Allow me to explain further the concept of natural rights, which we should all know: Government doesn't give us rights, God gives us them from the time of conception. Rights to life, to liberty, to private property, and a host of others, but the first three are the triumvirate of the most important natural rights. Before we form governments, we are in what Thomas Hobbes calls a "State of Nature" where "life is nasty, brutish, and short." To protect our rights, we agree to form government, which is a pure and abominable, but regrettably necessary in some instances, evil, in what John Locke calls the "social contract." Government is allowed to secure our rights, but as it is the most evil institution known to man it may do nothing else but protect our rights, whenever it does otherwise it breaks the social contract and we are free to form a new government.

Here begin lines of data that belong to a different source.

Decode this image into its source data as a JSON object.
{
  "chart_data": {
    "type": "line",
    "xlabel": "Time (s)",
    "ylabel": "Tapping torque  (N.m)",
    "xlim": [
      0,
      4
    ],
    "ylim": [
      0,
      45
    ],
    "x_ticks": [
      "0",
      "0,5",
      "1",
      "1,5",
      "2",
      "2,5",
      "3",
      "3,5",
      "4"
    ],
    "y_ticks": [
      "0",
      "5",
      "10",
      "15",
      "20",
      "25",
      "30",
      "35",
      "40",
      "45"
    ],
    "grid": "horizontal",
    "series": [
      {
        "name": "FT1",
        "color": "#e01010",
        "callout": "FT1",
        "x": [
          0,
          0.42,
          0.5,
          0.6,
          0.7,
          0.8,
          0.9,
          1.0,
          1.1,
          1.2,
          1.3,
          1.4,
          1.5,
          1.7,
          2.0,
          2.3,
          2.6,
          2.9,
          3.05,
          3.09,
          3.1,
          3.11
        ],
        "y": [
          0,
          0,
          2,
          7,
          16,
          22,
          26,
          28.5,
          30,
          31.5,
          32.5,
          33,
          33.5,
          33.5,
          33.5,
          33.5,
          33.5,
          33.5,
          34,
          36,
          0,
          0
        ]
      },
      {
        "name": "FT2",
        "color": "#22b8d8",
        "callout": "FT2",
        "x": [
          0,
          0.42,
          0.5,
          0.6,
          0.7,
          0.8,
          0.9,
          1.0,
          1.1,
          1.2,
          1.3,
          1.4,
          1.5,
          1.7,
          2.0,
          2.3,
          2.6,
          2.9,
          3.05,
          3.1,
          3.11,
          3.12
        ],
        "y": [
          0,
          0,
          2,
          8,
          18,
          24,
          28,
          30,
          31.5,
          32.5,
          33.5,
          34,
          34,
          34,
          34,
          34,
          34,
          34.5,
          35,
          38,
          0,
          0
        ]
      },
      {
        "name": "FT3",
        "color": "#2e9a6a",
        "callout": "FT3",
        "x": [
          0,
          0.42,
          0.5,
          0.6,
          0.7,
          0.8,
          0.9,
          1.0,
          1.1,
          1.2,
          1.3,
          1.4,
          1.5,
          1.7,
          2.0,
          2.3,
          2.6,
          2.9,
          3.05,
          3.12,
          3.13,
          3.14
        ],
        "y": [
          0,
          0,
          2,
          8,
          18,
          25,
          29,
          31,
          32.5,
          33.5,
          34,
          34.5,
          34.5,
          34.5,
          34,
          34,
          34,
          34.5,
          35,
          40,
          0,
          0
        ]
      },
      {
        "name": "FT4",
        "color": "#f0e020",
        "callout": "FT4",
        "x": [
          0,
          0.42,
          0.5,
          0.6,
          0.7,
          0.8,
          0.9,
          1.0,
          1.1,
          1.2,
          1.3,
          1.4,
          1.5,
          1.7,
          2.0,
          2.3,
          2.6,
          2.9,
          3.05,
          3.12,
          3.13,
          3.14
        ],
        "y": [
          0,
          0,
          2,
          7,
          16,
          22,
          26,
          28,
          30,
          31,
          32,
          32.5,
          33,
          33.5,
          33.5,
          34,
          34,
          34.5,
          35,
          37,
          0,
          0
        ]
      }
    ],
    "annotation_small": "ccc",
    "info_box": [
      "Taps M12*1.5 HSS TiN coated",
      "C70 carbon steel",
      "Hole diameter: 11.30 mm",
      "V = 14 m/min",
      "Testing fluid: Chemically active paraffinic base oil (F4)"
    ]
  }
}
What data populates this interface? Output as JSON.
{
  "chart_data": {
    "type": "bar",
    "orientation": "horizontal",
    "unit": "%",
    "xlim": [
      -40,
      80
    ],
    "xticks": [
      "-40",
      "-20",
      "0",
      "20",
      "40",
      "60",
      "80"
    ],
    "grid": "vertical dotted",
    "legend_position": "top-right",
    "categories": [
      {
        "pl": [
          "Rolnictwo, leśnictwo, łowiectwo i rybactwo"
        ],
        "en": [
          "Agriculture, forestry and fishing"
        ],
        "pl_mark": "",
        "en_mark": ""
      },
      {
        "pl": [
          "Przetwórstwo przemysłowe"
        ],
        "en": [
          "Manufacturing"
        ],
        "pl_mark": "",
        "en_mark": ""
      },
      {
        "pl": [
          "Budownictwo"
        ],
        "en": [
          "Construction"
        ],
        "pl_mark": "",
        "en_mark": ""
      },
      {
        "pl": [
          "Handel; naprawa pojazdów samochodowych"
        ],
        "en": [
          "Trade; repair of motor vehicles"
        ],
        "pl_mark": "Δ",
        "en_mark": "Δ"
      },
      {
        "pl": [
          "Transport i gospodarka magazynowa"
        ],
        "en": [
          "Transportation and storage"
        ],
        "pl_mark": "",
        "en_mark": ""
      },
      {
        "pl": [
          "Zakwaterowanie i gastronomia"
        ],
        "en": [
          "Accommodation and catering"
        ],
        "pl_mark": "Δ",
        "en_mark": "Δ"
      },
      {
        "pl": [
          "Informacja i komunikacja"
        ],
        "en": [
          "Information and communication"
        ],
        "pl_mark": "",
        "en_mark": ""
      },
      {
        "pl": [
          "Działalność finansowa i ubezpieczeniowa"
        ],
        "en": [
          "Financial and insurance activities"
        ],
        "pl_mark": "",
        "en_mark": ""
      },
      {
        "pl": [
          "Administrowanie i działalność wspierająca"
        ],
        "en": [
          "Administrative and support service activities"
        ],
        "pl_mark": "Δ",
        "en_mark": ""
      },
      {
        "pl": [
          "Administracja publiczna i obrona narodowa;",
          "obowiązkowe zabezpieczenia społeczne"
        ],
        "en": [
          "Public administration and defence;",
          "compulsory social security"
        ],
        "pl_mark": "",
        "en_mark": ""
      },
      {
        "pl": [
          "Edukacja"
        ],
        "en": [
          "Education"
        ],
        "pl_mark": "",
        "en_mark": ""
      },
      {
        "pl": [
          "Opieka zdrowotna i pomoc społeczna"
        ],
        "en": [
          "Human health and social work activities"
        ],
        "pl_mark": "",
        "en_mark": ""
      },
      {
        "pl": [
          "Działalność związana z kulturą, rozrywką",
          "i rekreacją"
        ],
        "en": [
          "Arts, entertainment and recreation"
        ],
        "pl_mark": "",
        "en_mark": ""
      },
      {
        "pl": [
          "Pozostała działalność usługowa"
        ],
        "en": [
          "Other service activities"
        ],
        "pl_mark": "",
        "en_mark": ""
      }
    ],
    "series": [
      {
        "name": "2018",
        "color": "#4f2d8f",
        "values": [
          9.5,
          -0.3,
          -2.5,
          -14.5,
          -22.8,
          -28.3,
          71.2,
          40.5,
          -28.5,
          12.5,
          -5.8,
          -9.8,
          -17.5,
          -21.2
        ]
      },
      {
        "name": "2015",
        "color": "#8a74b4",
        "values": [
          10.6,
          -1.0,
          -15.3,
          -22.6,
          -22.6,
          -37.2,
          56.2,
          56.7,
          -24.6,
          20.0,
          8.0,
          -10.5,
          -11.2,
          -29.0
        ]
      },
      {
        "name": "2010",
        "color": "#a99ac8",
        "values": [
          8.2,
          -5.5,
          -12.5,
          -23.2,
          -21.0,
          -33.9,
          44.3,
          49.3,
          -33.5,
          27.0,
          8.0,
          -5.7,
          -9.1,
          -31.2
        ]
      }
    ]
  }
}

But here's the catch: not all rights are created equal. The most important is the right to life, without life you have no other rights. Therefore the right to life outweighs all other rights anyone may have -- that's why you'd be justified to steal food if you were starving to death or shoot an attacker. The Founding Fathers, when they said the Constitution was the highest law of the land, meant as I said before, the highest HUMAN law of the land. Since the Constitution doesn't give us our rights but God does, according to the political theory of the founding fathers, government would be failing its duty if it did not fight with every fiber of its being to defend human life.
I am a man in favour of States' Rights, but when it comes to the abridgement of preexisting natural rights, granted by God, I am more in obedience to Higher Law than the Constitution. So would be all the Founders.